If you’ve been writing C# for a while, you’ve used delegates and events — but it’s easy to treat them as “that thing UI frameworks do” and move on.

I used to do that too. Then I started building more modular services and realized delegates/events are one of the cleanest ways to decouple behavior without pulling in a full message bus.

Let’s walk through practical patterns you can use today.

Delegates as behavior slots

A delegate is just a type-safe function reference. That sounds small, but it gives you a flexible seam for injecting behavior.

using System;

public static class RetryRunner
{
    public static T RunWithRetry<T>(Func<T> operation, int maxAttempts)
    {
        if (operation is null) throw new ArgumentNullException(nameof(operation));
        if (maxAttempts < 1) throw new ArgumentOutOfRangeException(nameof(maxAttempts));

        Exception? lastError = null;

        for (int attempt = 1; attempt <= maxAttempts; attempt++)
        {
            try
            {
                return operation();
            }
            catch (Exception ex)
            {
                lastError = ex;
            }
        }

        throw new InvalidOperationException("Operation failed after retries.", lastError);
    }
}

The key point: RunWithRetry knows nothing about what it runs. You pass behavior in, and the utility handles policy.

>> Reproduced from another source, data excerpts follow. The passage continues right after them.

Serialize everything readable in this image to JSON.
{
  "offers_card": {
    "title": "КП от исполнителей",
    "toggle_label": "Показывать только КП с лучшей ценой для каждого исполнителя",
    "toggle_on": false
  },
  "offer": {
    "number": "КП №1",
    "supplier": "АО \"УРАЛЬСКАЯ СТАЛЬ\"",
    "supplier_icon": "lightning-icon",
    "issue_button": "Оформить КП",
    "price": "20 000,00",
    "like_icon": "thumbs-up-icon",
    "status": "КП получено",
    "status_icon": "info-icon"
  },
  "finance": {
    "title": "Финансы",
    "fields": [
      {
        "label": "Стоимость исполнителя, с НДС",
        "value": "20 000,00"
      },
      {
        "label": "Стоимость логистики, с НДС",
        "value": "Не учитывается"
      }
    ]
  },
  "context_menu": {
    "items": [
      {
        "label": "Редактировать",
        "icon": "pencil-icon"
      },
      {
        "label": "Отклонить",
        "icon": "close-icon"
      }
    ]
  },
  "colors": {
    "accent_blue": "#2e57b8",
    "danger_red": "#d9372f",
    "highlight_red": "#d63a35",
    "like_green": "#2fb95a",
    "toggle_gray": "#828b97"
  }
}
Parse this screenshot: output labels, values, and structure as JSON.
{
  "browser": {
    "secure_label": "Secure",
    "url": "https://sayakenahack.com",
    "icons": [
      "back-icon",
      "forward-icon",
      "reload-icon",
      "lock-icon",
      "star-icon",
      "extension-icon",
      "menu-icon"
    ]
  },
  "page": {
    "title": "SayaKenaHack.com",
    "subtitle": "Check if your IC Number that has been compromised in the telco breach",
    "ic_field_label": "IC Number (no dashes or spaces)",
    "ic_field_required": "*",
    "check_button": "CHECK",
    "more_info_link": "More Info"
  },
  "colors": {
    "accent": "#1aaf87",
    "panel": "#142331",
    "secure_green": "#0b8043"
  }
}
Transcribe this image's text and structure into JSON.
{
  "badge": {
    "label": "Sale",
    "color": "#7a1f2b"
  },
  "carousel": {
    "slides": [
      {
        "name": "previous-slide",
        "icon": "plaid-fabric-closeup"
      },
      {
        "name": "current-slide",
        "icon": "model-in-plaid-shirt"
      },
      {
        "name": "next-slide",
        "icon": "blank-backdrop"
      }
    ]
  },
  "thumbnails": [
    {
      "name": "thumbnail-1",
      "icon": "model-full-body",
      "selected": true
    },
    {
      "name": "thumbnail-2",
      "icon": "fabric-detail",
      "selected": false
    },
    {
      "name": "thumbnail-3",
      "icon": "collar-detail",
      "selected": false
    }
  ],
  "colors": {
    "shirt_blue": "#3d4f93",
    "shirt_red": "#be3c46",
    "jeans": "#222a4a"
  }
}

Prefer Func/Action for simple contracts

You don’t always need a custom delegate type. Func<> and Action<> keep things compact when the intent is obvious.

using System;
using System.Collections.Generic;

public sealed class Pipeline
{
    private readonly List<Action<string>> _steps = [];

    public void AddStep(Action<string> step)
    {
        if (step is null) throw new ArgumentNullException(nameof(step));
        _steps.Add(step);
    }

    public void Execute(string input)
    {
        foreach (Action<string> step in _steps)
        {
            step(input);
        }
    }
}

This pattern works great for light processing pipelines, validation chains, and customizable hooks.

Events are publish/subscribe with guardrails

Events wrap delegates with a constraint: external code can subscribe/unsubscribe, but can’t invoke the event directly. That makes your API safer.

using System;

public sealed class JobProcessor
{
    public event EventHandler<JobCompletedEventArgs>? JobCompleted;

    public void Process(Guid jobId)
    {
        // Simulate work...
        DateTimeOffset completedAt = DateTimeOffset.UtcNow;

        OnJobCompleted(new JobCompletedEventArgs(jobId, completedAt));
    }

    private void OnJobCompleted(JobCompletedEventArgs args)
    {
        JobCompleted?.Invoke(this, args);
    }
}

public sealed class JobCompletedEventArgs : EventArgs
{
    public JobCompletedEventArgs(Guid jobId, DateTimeOffset completedAt)
    {
        JobId = jobId;
        CompletedAt = completedAt;
    }

    public Guid JobId { get; }
    public DateTimeOffset CompletedAt { get; }
}

That null-conditional ?.Invoke is important: if nobody subscribed, nothing happens.

Don’t forget to unsubscribe when lifetimes differ

The most common event bug I see is accidental retention: a long-lived publisher keeps a short-lived subscriber alive.

using System;

public sealed class MetricsReporter : IDisposable
{
    private readonly JobProcessor _processor;

    public MetricsReporter(JobProcessor processor)
    {
        _processor = processor;
        _processor.JobCompleted += OnJobCompleted;
    }

    private void OnJobCompleted(object? sender, JobCompletedEventArgs e)
    {
        Console.WriteLine($"Job {e.JobId} finished at {e.CompletedAt:O}");
    }

    public void Dispose()
    {
        _processor.JobCompleted -= OnJobCompleted;
    }
}

If you subscribe in a constructor, it’s usually a good hint that you should unsubscribe in Dispose.

A practical rule of thumb

Here’s what I use:

  • Use delegates (Func/Action) when a caller provides behavior to one callee.
  • Use events when many listeners react to something that happened.
  • Keep event args small and focused on facts, not commands.
  • Be explicit about subscriber lifetime to avoid leaks.

Final thought

Delegates and events aren’t old-school leftovers — they’re still sharp tools for building decoupled, testable C# code.

If your class is growing lots of “also do this” branches, that’s a smell. A delegate seam or an event hook often gives you cleaner extension points with less friction.